The Secretary's equitable adjustment authority that enables the adjustment of OPPS payments otherwise set by the Medicare Act, including pass-through payments, would not, as Amgen contends, give the Secretary the absurdly broad power to make drastic adjustments, such as the elimination of the entire pass-through program, and term it an “equitable adjustment,” thereby undermining the mandatory nature of the pass-through payment system while evading judicial review.   Limitations on the Secretary's equitable adjustment authority inhere in the text of § (t)(2)(E), which only authorizes “adjustments,” not total elimination or severe restructuring of the statutory scheme.   As in MCI Telecommunications Corp. v. American Tel. & Tel. Co., 512 U.S. 218, 225, 114 S.Ct. 2223, 2228-29, 129 L.Ed.2d 182 (1994), where the Supreme Court held that the Federal Communication Commission's authority to “modify” certain requirements could not reasonably be read to encompass the power to make “basic and fundamental changes in the scheme” such as eliminating them entirely, similar limits inhere in the term “adjustments” to those the Supreme Court found in the word “modify.”   The statutory requirement that the Secretary “shall” develop certain aspects of the payment system is qualified by the Secretary's authority to “adjust[ ]” those payment amounts, but a more substantial departure from the default amounts would, at some point, violate the Secretary's statutory obligation to make such payments and cease to be an “adjustment[ ].”  Because the Secretary would, in that event, exceed his statutory authority under § (t)(2)(E), the preclusion on judicial review in § (t)(12)(A) would not apply.   Cf. Leedom v. Kyne, 358 U.S. at 190, 79 S.Ct. at 184-85;  Dart v. United States, 848 F.2d at 223.   But because the adjustment to which Amgen objects, involving only the payment amount for a single drug, does not work “basic and fundamental changes in the scheme” Congress created in the Medicare Act, MCI Telecommunications Corp., 512 U.S. at 225, 114 S.Ct. at 2229, but is rather of the sort contemplated by the plain text of § (t)(2)(E), the court has no occasion to engage in line drawing to determine when “adjustments” cease being “adjustments.”

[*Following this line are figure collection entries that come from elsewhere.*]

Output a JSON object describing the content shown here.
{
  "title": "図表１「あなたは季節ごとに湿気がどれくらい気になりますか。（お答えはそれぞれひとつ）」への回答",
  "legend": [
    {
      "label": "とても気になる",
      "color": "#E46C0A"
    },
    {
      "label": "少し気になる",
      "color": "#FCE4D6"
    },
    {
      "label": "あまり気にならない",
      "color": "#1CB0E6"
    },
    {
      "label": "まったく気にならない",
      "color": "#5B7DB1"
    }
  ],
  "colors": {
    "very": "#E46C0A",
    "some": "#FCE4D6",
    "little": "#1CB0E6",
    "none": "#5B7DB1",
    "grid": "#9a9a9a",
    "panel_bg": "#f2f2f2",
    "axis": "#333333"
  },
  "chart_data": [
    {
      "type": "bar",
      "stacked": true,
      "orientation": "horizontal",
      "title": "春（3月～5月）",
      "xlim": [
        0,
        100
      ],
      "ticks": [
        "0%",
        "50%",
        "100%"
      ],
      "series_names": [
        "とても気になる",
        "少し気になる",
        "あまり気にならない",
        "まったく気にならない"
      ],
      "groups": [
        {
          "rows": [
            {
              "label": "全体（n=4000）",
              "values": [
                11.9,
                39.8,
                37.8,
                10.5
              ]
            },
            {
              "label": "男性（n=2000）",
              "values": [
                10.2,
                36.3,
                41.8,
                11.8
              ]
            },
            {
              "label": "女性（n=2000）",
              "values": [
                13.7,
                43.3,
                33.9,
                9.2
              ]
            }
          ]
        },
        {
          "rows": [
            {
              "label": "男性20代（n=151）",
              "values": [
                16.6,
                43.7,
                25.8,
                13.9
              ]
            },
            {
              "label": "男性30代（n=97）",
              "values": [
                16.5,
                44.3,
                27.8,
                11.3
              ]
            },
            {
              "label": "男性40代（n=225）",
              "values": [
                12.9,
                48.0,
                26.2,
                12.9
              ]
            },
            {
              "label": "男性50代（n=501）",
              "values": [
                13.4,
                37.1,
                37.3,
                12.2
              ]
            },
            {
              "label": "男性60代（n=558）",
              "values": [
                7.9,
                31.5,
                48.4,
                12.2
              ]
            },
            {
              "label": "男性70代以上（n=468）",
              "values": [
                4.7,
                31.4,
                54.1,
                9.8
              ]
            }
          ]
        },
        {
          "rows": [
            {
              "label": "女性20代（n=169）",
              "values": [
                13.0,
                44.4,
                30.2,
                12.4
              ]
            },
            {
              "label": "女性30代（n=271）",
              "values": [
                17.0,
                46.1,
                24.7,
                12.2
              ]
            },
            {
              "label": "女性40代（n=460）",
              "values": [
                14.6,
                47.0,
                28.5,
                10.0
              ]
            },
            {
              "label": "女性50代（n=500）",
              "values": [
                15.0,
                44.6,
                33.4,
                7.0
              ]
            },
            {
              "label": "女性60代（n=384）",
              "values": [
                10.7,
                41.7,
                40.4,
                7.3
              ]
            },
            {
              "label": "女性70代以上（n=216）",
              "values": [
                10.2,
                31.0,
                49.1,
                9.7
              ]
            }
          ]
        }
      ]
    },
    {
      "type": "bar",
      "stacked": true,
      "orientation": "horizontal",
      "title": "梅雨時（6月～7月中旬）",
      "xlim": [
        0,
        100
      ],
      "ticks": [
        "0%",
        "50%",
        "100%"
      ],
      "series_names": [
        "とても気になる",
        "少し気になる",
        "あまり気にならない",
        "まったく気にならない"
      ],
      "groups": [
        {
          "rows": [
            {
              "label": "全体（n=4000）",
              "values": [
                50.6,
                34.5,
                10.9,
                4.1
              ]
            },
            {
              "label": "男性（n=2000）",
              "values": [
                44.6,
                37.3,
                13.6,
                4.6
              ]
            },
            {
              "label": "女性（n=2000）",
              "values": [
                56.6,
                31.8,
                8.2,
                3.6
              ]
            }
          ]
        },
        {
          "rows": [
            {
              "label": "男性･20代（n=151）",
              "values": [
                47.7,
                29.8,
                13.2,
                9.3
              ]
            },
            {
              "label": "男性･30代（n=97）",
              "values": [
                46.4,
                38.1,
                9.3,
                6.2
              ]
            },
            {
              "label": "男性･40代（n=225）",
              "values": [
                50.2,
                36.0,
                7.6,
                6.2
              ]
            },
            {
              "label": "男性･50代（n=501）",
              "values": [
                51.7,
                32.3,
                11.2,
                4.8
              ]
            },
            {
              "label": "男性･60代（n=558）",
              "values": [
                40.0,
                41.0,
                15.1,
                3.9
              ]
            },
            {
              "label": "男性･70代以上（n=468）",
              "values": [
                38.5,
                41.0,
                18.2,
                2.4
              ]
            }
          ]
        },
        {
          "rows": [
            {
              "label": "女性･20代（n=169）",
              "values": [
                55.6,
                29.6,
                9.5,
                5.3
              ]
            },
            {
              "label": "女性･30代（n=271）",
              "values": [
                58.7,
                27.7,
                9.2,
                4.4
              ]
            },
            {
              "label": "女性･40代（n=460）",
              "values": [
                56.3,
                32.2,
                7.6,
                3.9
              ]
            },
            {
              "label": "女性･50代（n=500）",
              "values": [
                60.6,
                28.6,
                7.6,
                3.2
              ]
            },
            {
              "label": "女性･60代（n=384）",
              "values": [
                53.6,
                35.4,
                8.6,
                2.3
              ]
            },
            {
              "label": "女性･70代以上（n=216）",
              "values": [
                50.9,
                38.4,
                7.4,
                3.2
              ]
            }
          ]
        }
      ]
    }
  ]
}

Finally, the court does not reach the question of whether review of Amgen's constitutional claim is barred, as it is not properly before us.   Amgen contends in its reply brief that the court has jurisdiction to review Amgen's constitutional claim that the administrative process violated its due process rights under the Fourteenth Amendment irrespective of whether § (t)(12)(A) shields the adjustment from review.   The court has “repeatedly held that an argument first made in a reply brief ordinarily comes too late for our consideration.”  Students Against Genocide v. Department of State, 257 F.3d 828, 842 (D.C.Cir.2001);  see also Bd. of Regents of the Univ. of Washington v. EPA, 86 F.3d 1214, 1221 (D.C.Cir.1996).   There is no reference in the district court's opinion to Amgen's constitutional claim, and Amgen's main brief mentions neither its constitutional claim nor the district court's failure to address it.   Instead, Amgen's main brief seeks reversal only of the district court's ruling on prudential standing under the Medicare Act and the APA, notwithstanding the irrelevance of such a requirement to constitutional claims, see Clarke, 479 U.S. at 400 n. 16, 107 S.Ct. at 757 n. 16, and its awareness of the Secretary's arguments in the district court that judicial review of Amgen's complaint, which included a constitutional claim, was precluded.   The Secretary's brief on appeal does not address whether the court has jurisdiction of the constitutional claim made in Amgen's complaint, as Amgen mentions that claim for the first time in its reply brief.   Under these circumstances, the court has no occasion to make exception to its usual refusal to address contentions raised for the first time in a reply brief.

Accordingly, we affirm the dismissal of Amgen's complaint.   Although we hold that Amgen has prudential standing to bring its complaint, we also hold that the court lacks jurisdiction under § (t)(12)(A) to consider Amgen's complaint challenging the Secretary's exercise of the equitable adjustment authority under § (t)(2)(E).

Opinion for the Court filed by Circuit Judge ROGERS.